Hypnotic Brass Ensemble- Hypnotic Brass Ensemble

Honest Jon's / Indigo
VÖ: 08.05.2009

Unsere Bewertung: 8/10

Eure Ø-Bewertung: 6/10

New York vs. Bielefeld

Der Unterschied zwischen einer deutschen Fußgängerzone und einer belebten New Yorker Straßenecke lässt sich mit einem Wort beschreiben: Panflötenspieler. Während hierzulande Ponchos tragende Holzblasvirtuosen versuchen, sich mit düdeligen Sentimentalitäten die Erde untertan zu machen, beweist die Stadt, die niemals schläft, wie immer mehr Stilbewusstsein. Da schlürft der Passant großstadtneurotisch um die Ecke und sieht sich mit einem Mal einem Blechblasorchester namens Hypnotic Brass Ensemble gegenüber, das ihn mit einer wilden Mischung aus treibendem Funk, HipHop-Beats und den Traditionen des Chicago-Jazz in ungläubiges Staunen versetzt.

So ist es seinerzeit auch Damon Albarn ergangen, der die Band bei einem ihrer spontanen Livekonzerte in den Straßen und U-Bahnschächten Chicagos und New Yorks sah und buchstäblich von der Straße weg für sein Label Honest Jon’s verpflichtete. Darauf veröffentlicht Albarn vor allem Obskuritäten wie westafrikanische Calypsomusik oder in den 1920ern eingesungene Liebeslieder aus Bagdad. Nicht weniger obskur ist das Hypnotic Brass Ensemble. Acht Brüder aus Chicago, allesamt Söhne des Jazz-Trompeters und zeitweiligen Sun-Ra-Weggefährten Phil Cohran, ergänzt um den Schlagzeuger Charles Anderson. Schon im Kindesalter hörten sie abends die Proben des Vaters mit der Jazzavantgarde der Stadt, übten morgens vor der Schule mit ihm ihre Instrumente und besorgten sich parallel HipHop-Tapes. 1999 gründeten die Brüder dann ihr Ensemble, mit dem sie vor allem die erwähnten Straßenkonzerte spielten, bei denen sie selbst produzierte CDs verkauften. Albarn lizenzierte sie allesamt nach und räumte dem Ensemble zugleich die Möglichkeit ein, ein richtiges Studioalbum aufzunehmen.
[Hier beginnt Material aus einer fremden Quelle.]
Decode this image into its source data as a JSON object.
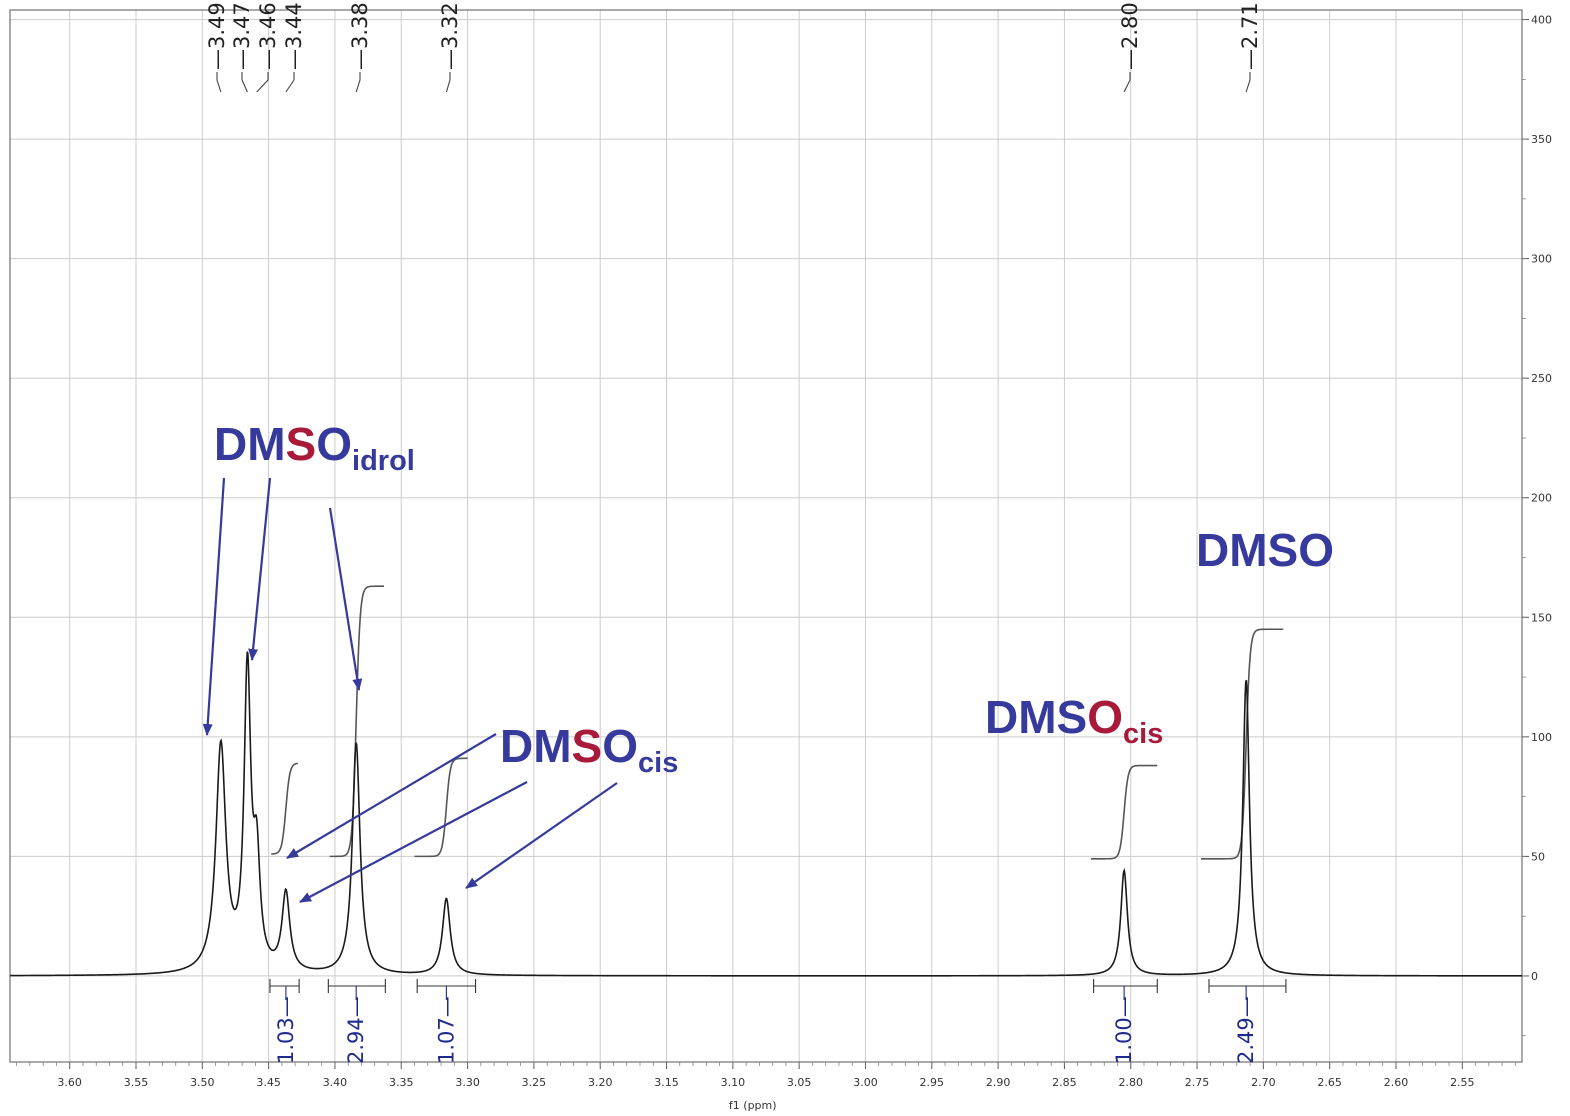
{
  "chart_data": {
    "type": "line",
    "xlabel": "f1 (ppm)",
    "xlim": [
      3.645,
      2.505
    ],
    "ylim": [
      -36,
      404
    ],
    "x_ticks": [
      "3.60",
      "3.55",
      "3.50",
      "3.45",
      "3.40",
      "3.35",
      "3.30",
      "3.25",
      "3.20",
      "3.15",
      "3.10",
      "3.05",
      "3.00",
      "2.95",
      "2.90",
      "2.85",
      "2.80",
      "2.75",
      "2.70",
      "2.65",
      "2.60",
      "2.55"
    ],
    "y_ticks": [
      "0",
      "50",
      "100",
      "150",
      "200",
      "250",
      "300",
      "350",
      "400"
    ],
    "peak_labels": [
      "3.49",
      "3.47",
      "3.46",
      "3.44",
      "3.38",
      "3.32",
      "2.80",
      "2.71"
    ],
    "peaks": [
      {
        "ppm": 3.486,
        "height": 95,
        "width": 0.0045
      },
      {
        "ppm": 3.466,
        "height": 124,
        "width": 0.003
      },
      {
        "ppm": 3.459,
        "height": 43,
        "width": 0.003
      },
      {
        "ppm": 3.437,
        "height": 33,
        "width": 0.0035
      },
      {
        "ppm": 3.384,
        "height": 97,
        "width": 0.0035
      },
      {
        "ppm": 3.316,
        "height": 32,
        "width": 0.0035
      },
      {
        "ppm": 2.805,
        "height": 44,
        "width": 0.003
      },
      {
        "ppm": 2.713,
        "height": 124,
        "width": 0.003
      }
    ],
    "integrals": [
      {
        "label": "1.03",
        "from": 3.449,
        "to": 3.427,
        "center": 3.437
      },
      {
        "label": "2.94",
        "from": 3.405,
        "to": 3.362,
        "center": 3.384
      },
      {
        "label": "1.07",
        "from": 3.338,
        "to": 3.294,
        "center": 3.316
      },
      {
        "label": "1.00",
        "from": 2.828,
        "to": 2.78,
        "center": 2.805
      },
      {
        "label": "2.49",
        "from": 2.741,
        "to": 2.683,
        "center": 2.713
      }
    ],
    "integral_curves": [
      {
        "from": 3.448,
        "to": 3.428,
        "center": 3.437,
        "base": 51,
        "rise": 38
      },
      {
        "from": 3.404,
        "to": 3.363,
        "center": 3.384,
        "base": 50,
        "rise": 113
      },
      {
        "from": 3.34,
        "to": 3.3,
        "center": 3.316,
        "base": 50,
        "rise": 41
      },
      {
        "from": 2.83,
        "to": 2.78,
        "center": 2.805,
        "base": 49,
        "rise": 39
      },
      {
        "from": 2.747,
        "to": 2.685,
        "center": 2.713,
        "base": 49,
        "rise": 96
      }
    ],
    "annotations": [
      {
        "main": "DMSO",
        "red_letter": "S",
        "subscript": "idrol",
        "sub_color": "#353a9c"
      },
      {
        "main": "DMSO",
        "red_letter": "S",
        "subscript": "cis",
        "sub_color": "#353a9c"
      },
      {
        "main": "DMSO",
        "red_letter": "O",
        "subscript": "cis",
        "sub_color": "#a8193a"
      },
      {
        "main": "DMSO",
        "red_letter": "",
        "subscript": "",
        "sub_color": "#353a9c"
      }
    ],
    "colors": {
      "spectrum": "#1a1a1a",
      "integral": "#555555",
      "grid": "#cccccc",
      "blue": "#353a9c",
      "red": "#a8193a",
      "integral_text": "#1f2a8f"
    }
  }
}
Dieses spiegelt problemlos den organischen, rohen Straßenpartysound des Ensembles wider, der ohne Umwege "from the soul into the soul" geht. Einzig auf dem großartigen "Ballicki bone" ist mal ein elektrischer Bass zu vernehmen, gespielt von Stargast Flea (Red Hot Chili Peppers). Fünfeinhalb Minuten astreiner Kopfnicker-Jump-up-Stoff, der dennoch mit seiner melancholischen Melodielinie nie Gefahr läuft, platt zu werden. Und bis dahin hat man schon drei Granaten hinter sich. Es dauert beim Albumopener "Alyo" exakt 42 Sekunden, bis beim Einsatz der Solotrompete selbst der graumäusigste Bilanzbuchhalter den berühmten Stock aus dem Arsch nimmt, die nächsten zehn U-Bahnen zur Arbeit einfach fahren lässt und stattdessen lieber mittanzt. Bei "War", dem dritten Song, hat er dann schon Krawatte und Hemd ausgezogen und vor lauter Euphorie per SMS die Kündigung verschickt.
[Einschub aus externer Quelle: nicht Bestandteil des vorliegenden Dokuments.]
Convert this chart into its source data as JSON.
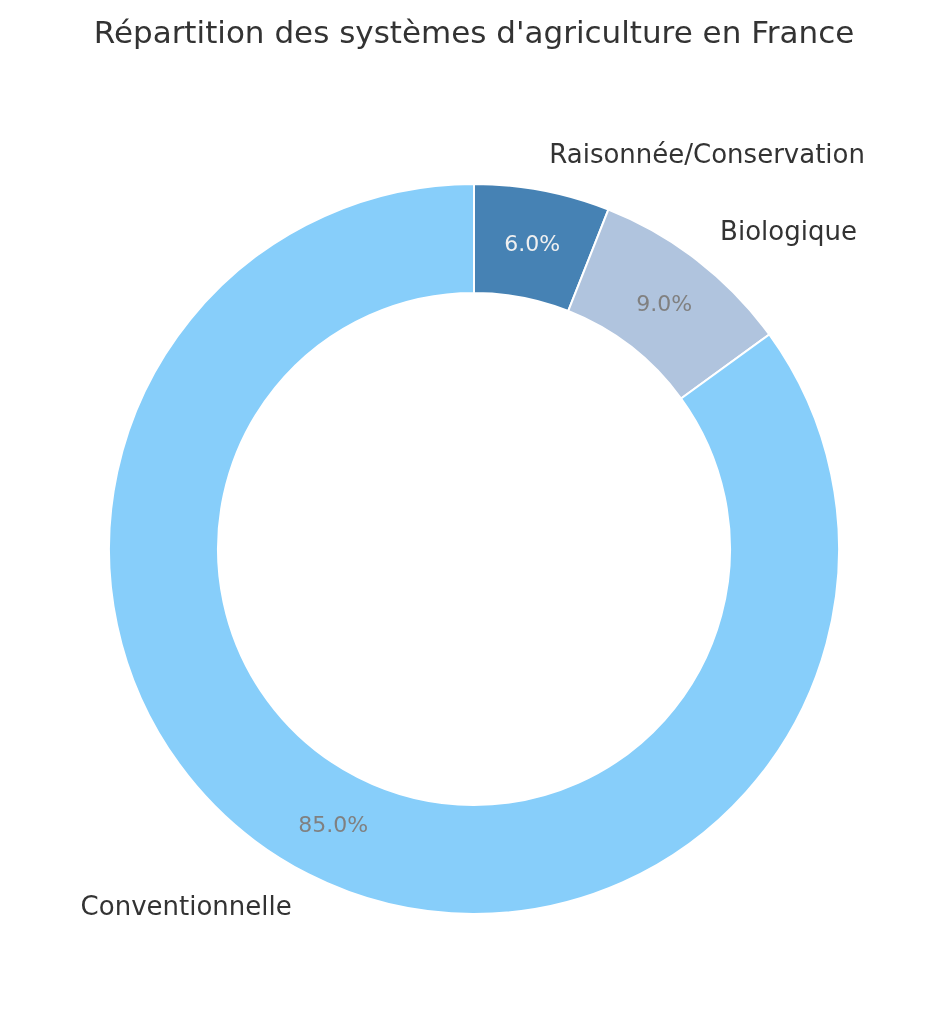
{
  "chart_data": {
    "type": "donut",
    "title": "Répartition des systèmes d'agriculture en France",
    "categories": [
      "Raisonnée/Conservation",
      "Biologique",
      "Conventionnelle"
    ],
    "values": [
      6,
      9,
      85
    ],
    "colors": [
      "#4682b4",
      "#b0c4de",
      "#87cefa"
    ],
    "value_labels": [
      "6.0%",
      "9.0%",
      "85.0%"
    ]
  }
}
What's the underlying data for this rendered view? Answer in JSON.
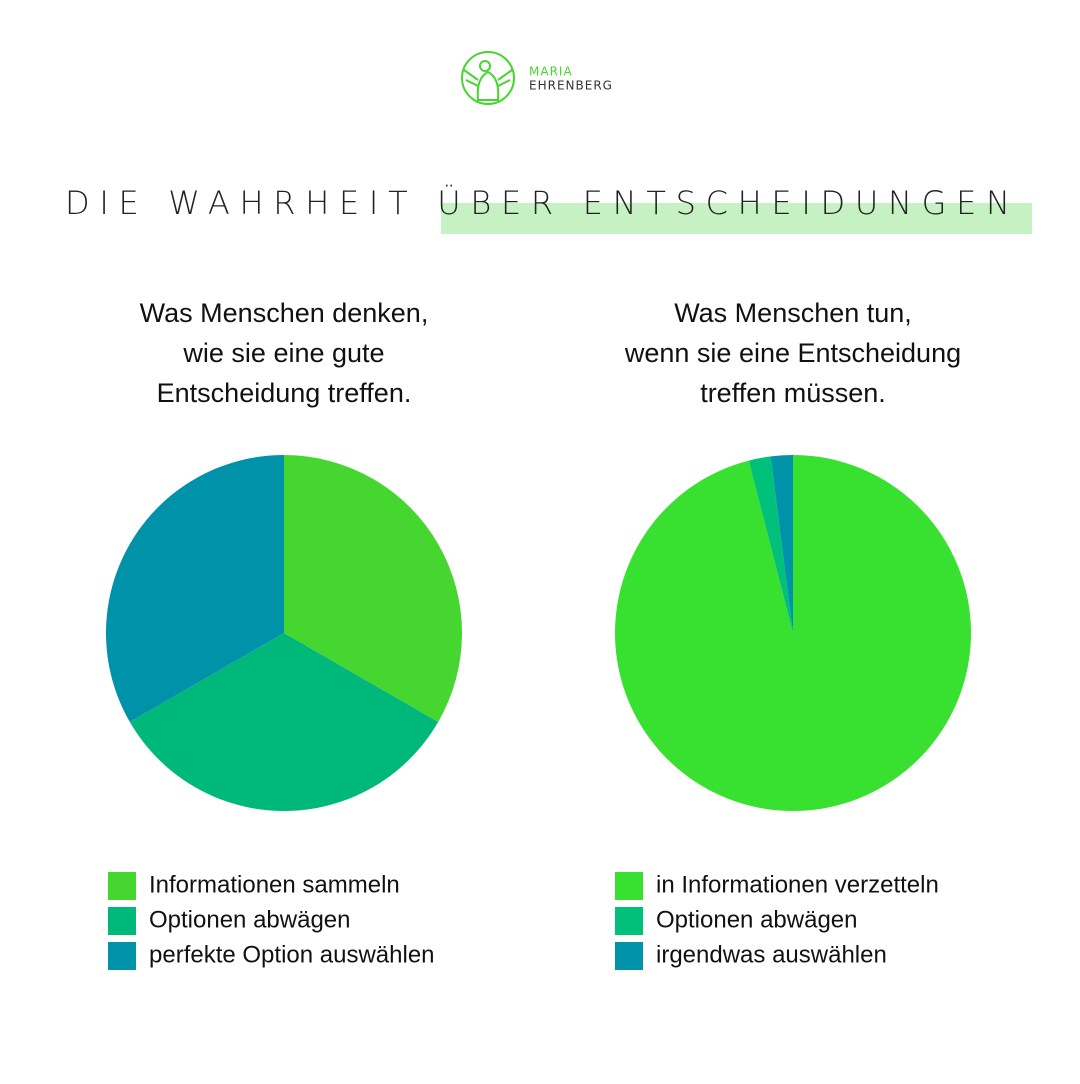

"Flipside", "Marcus Garvey" und vor allem das kosmische "Jupiter" nehmen dann mal ein wenig Fahrt raus und lassen das Publikum entspannt zwischen den Wolkenkratzern schweben. Auf das selbsterklärende "Party started" folgt dann mit dem marschartigen "Rabbit hop" noch eine Coverversion von Moondog, einem blinden Dichter und Musiker, der als hochgeschätzter Sonderling von den vierziger bis siebziger Jahren mit epischem Bart und in ein Wikingerkostüm gehüllt an einer New Yorker Straßenecke herumstand und dort mit Trommel- und Zitherbegleitung seine Gedichte vortrug. Ebenfalls eine Coverversion ist "Sankofa", ursprünglich von Afro-Beat-Legende Tony Allen, dessen Platten Albarn wie auch diejenigen Moondogs auf Honest Jon's (wieder-)veröffentlicht hat. Auch Meister Albarn selbst ist schließlich mit dabei und wirft auf "Rabbit hop (version)" den blubbernden Moog-Synthesizer an.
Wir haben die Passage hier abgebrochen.